A Seattle restaurant chain that just declared bankruptcy is blaming it in part on our city’s experiment in higher minimum wages, which I see has whipped conservatives into a full “told you so” lather.
“Over the past three years, the company’s profitability has been significantly impacted by progressive wage laws along the Pacific coast,” said a court filing for Restaurants Unlimited, which runs 35 dinner spots, including seven in Seattle such as Henry’s Tavern and Stanford’s.
Wait a minute, says I, paging through old photos on my phone. That rings a bell.
I had occasion to eat once at the Stanford’s outside Northgate Mall. It’s described as a “polished casual gastropub.” According to my bill, which I took a photo of because it irked me at the time, I went all in and had the sirloin steak.

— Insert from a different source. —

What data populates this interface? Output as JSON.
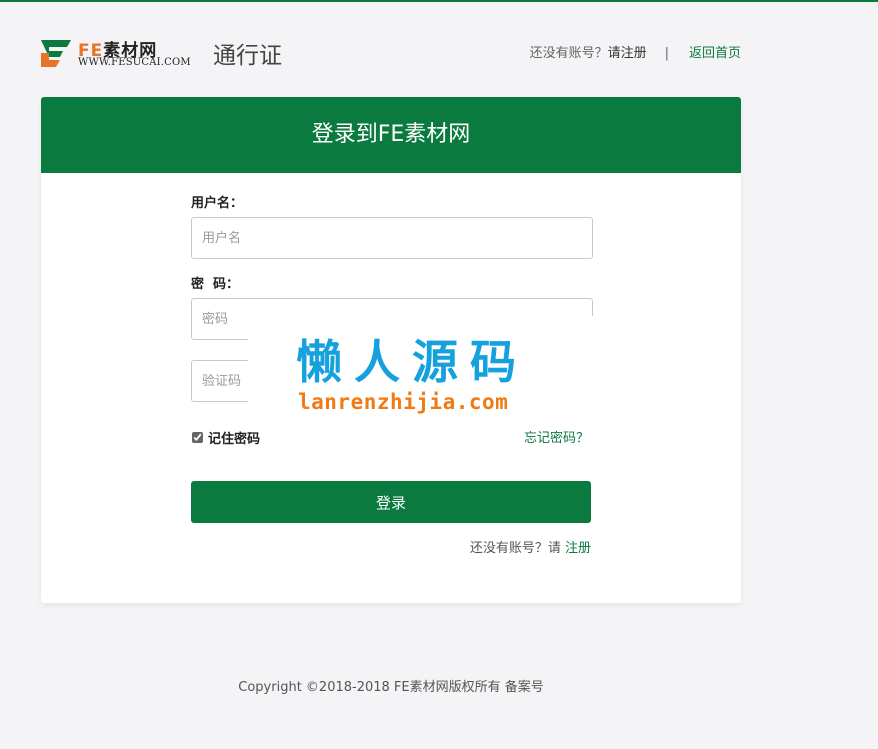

Dinner was fine — until that bill arrived. Because tacked onto it was something called a “4.9% LWgSC.” Fine print at the bottom explained: A “living wage surcharge has been added to offset the cost of Seattle’s minimum wage … This is not for services provided and is not paid directly to the service staff of our guests.”
My reaction then was: Well who is it being paid to?
My reaction now is: This is a company that’s making a big political statement that it can’t afford to pay the increased wages of its workers. But that sneaky fee it charged me at the end of the meal was supposedly to pay the increased wages of its workers!
So one wonders now, where did my LWgSC actually go.
Many of the Restaurants Unlimited joints around town levied a similar living-wage charge. The company’s bankruptcy filing makes no mention of it, though, only blaming progressive wage hikes at length for increasing “aggregate wage costs” by more than $10 million (out of the company’s $176 million in revenue).
“The wage hikes … have significantly increased our labor costs and have had a serious impact on the economics of the business,” the company said in a statement.
OK, but … how much money did the living-wage charges bring in? They don’t say.
I haven’t been back to Stanford’s, partly because I found this approach so heavy-handed. When City Light raises power rates, restaurants don’t add an “electrical rate surcharge” to your bill. So why for this, except to make a statement? Just roll it into the food prices and be done with it.
The charges were so unpopular in Portland that this same restaurant chain rolled them back down there.
Local restaurateur John Howie did the same last year, after he had levied a wage surcharge at John Howie Steak. One day he was playing golf and saw a $3 “water fee” appended to his bill. You have to pay extra to water the grass?
“Oh, it’s kind of like what you’re doing” with the wage surcharge, his wife told him.
He canceled the surcharges and raised menu prices, he later wrote on his blog, because he was convinced the fees “felt like an unpleasant way to end an otherwise lovely evening.”
The point is: Go ahead and charge Seattleites for our expensive progressive policies. We get it: Higher wages mean higher costs. So roll it into the menu prices, but don’t make some big politically aggrieved show about it.
All of this is happening in a superheated political atmosphere, as Congress is talking about a vote to raise the federal minimum wage to $15.
On Monday, the Congressional Budget Office put out a new study summarizing the research on the effects of $15, $12 and $10 minimum wages. It said what Seattle already knows — that there are pros (higher wages, more stability at the bottom of the economic ladder) and cons (higher prices, as well as some loss of jobs and working hours in certain industries.)
I’d say Seattle’s experience so far shows it’s a net positive, though not uniformly so. Congress should go for at least the $12 level.
As for our restaurant bankruptcy, one thing is certain: There now will be bales of political hay made from it in the days ahead (Fox News will be on it for sure, and maybe we’ll even rate a Trump tweet). So consider one other data point: As Restaurants Unlimited was going bankrupt, 111 new restaurants opened in Seattle and surrounding areas just since May.
Maybe the minimum wage drove them under. Or maybe they weren’t doing it right.